The number of women included in each of the comparisons is small and therefore, although no differences were detected between the different antibiotic regimens, the trials were limited in their ability to detect important but modest differences. For women who are allergic to penicillin, this review provides some reassurance that treatment with ceftriaxone or spectinomycin appears to have similar effectiveness in producing microbiological cure.
[Note: the one citation in the awaiting classification section of the review may alter the conclusions of the review once assessed.]
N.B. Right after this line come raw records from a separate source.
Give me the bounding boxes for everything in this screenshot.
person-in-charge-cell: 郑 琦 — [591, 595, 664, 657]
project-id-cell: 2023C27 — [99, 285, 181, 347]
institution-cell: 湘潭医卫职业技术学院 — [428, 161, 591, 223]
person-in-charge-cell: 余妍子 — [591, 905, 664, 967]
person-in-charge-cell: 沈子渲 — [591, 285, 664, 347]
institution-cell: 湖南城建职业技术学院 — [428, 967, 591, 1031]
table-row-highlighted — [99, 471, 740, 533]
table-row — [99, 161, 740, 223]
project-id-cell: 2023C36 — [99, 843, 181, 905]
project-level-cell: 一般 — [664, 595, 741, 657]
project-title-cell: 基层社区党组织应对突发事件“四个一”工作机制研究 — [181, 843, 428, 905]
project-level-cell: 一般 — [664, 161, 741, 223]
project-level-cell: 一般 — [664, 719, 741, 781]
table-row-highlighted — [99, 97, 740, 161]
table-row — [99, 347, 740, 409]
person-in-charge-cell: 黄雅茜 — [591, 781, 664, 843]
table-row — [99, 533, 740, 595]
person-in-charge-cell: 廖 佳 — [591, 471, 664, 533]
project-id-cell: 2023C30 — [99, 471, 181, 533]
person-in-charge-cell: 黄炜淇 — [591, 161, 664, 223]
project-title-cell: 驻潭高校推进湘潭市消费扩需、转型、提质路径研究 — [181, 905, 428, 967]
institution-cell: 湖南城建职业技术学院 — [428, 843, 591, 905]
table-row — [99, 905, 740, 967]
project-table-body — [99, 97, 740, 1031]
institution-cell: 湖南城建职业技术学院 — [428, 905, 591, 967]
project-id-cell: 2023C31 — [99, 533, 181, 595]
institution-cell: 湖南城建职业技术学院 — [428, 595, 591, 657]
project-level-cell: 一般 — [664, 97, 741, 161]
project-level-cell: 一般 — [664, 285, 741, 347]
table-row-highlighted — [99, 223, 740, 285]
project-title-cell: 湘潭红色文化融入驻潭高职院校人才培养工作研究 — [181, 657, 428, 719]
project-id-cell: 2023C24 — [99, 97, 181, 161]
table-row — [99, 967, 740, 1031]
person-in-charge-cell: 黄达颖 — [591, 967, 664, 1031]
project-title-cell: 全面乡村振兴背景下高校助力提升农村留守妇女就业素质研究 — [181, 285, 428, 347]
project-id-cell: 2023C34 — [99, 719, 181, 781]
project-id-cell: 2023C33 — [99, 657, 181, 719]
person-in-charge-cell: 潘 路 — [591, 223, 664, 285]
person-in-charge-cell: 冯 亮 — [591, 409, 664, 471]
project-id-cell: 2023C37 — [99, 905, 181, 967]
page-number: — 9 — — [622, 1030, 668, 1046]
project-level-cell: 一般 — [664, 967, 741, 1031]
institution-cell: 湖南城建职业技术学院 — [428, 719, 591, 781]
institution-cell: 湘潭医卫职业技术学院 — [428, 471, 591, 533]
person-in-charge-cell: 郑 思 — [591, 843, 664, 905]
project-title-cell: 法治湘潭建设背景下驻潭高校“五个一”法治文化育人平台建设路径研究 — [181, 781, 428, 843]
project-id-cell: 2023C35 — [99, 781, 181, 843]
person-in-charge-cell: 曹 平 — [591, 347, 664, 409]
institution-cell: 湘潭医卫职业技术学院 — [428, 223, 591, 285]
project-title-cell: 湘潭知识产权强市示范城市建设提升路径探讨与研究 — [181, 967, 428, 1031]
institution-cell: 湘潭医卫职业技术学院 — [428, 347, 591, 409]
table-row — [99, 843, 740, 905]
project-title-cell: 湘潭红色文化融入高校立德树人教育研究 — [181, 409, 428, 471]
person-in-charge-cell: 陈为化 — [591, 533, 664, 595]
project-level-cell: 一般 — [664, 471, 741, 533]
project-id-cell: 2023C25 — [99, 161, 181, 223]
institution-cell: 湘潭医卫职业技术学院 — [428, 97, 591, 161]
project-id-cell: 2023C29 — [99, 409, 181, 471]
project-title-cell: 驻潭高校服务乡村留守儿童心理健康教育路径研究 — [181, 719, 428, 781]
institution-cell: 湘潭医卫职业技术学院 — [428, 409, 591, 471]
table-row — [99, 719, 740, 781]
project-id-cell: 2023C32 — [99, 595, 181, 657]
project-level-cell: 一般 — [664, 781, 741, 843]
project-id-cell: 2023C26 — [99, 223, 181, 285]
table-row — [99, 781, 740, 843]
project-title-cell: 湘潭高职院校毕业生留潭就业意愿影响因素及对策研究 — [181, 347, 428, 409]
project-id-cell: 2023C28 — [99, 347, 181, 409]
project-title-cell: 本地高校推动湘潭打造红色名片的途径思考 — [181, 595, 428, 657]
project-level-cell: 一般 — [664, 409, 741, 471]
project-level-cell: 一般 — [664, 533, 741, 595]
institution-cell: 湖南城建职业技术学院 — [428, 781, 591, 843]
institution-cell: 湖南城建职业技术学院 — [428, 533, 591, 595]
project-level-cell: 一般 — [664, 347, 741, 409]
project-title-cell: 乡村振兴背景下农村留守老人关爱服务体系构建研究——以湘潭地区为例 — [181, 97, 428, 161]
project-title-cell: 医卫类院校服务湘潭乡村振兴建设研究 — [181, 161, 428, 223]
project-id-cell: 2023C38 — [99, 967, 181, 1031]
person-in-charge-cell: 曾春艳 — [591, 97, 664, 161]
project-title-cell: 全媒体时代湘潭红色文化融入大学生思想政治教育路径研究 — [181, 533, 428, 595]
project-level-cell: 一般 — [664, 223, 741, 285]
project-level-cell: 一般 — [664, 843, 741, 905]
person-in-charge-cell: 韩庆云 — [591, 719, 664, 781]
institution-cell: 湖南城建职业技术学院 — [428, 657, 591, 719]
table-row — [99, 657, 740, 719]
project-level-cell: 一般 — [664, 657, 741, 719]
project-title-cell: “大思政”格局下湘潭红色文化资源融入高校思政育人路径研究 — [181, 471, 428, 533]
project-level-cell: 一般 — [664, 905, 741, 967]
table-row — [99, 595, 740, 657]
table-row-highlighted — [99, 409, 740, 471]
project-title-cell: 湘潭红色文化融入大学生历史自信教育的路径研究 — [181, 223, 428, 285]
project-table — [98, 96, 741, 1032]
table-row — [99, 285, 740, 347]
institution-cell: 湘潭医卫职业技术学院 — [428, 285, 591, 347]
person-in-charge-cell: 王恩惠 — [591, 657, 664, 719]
Neisseria gonorrhoeae can be transmitted from the mother's genital tract to the newborn during birth and can cause gonococcal ophthalmia neonatorum as well as systemic neonatal infection. It can also cause endometritis and pelvic sepsis in the mother.
The objective of this review was to assess the effects of antibiotic regimens in the treatment of genital infection with gonorrhoea during pregnancy with respect to neonatal and maternal morbidity.
We searched the Cochrane Pregnancy and Childbirth Group's Trials Register (30 June 2009) and added the results to the awaiting classification section of the review. We updated this search on 3 January 2012; no new trials identified.
Randomized trials of one regimen of antibiotic versus another in pregnant women with culture confirmed genital gonococcal infection.
Eligibility and trial quality were assessed by one review author.
Two trials involving 346 women were included. The only outcome included in these trials was the incidence of 'cure' assessed by bacterial culture. Failure to achieve 'microbiological cure' was similar for each antibiotic regimen: amoxicillin plus probenecid compared with spectinomycin (Peto odds ratio (Peto OR) 2.29, 95% confidence interval (CI) 0.74 to 7.08), amoxicillin plus probenecid compared with ceftriaxone (Peto OR 2.29, 95% CI 0.74 to 7.08) and ceftriaxone compared with cefixime (Peto OR 1.22, 95% CI 0.16 to 9.01). Side-effects were uncommon for all the tested regimens.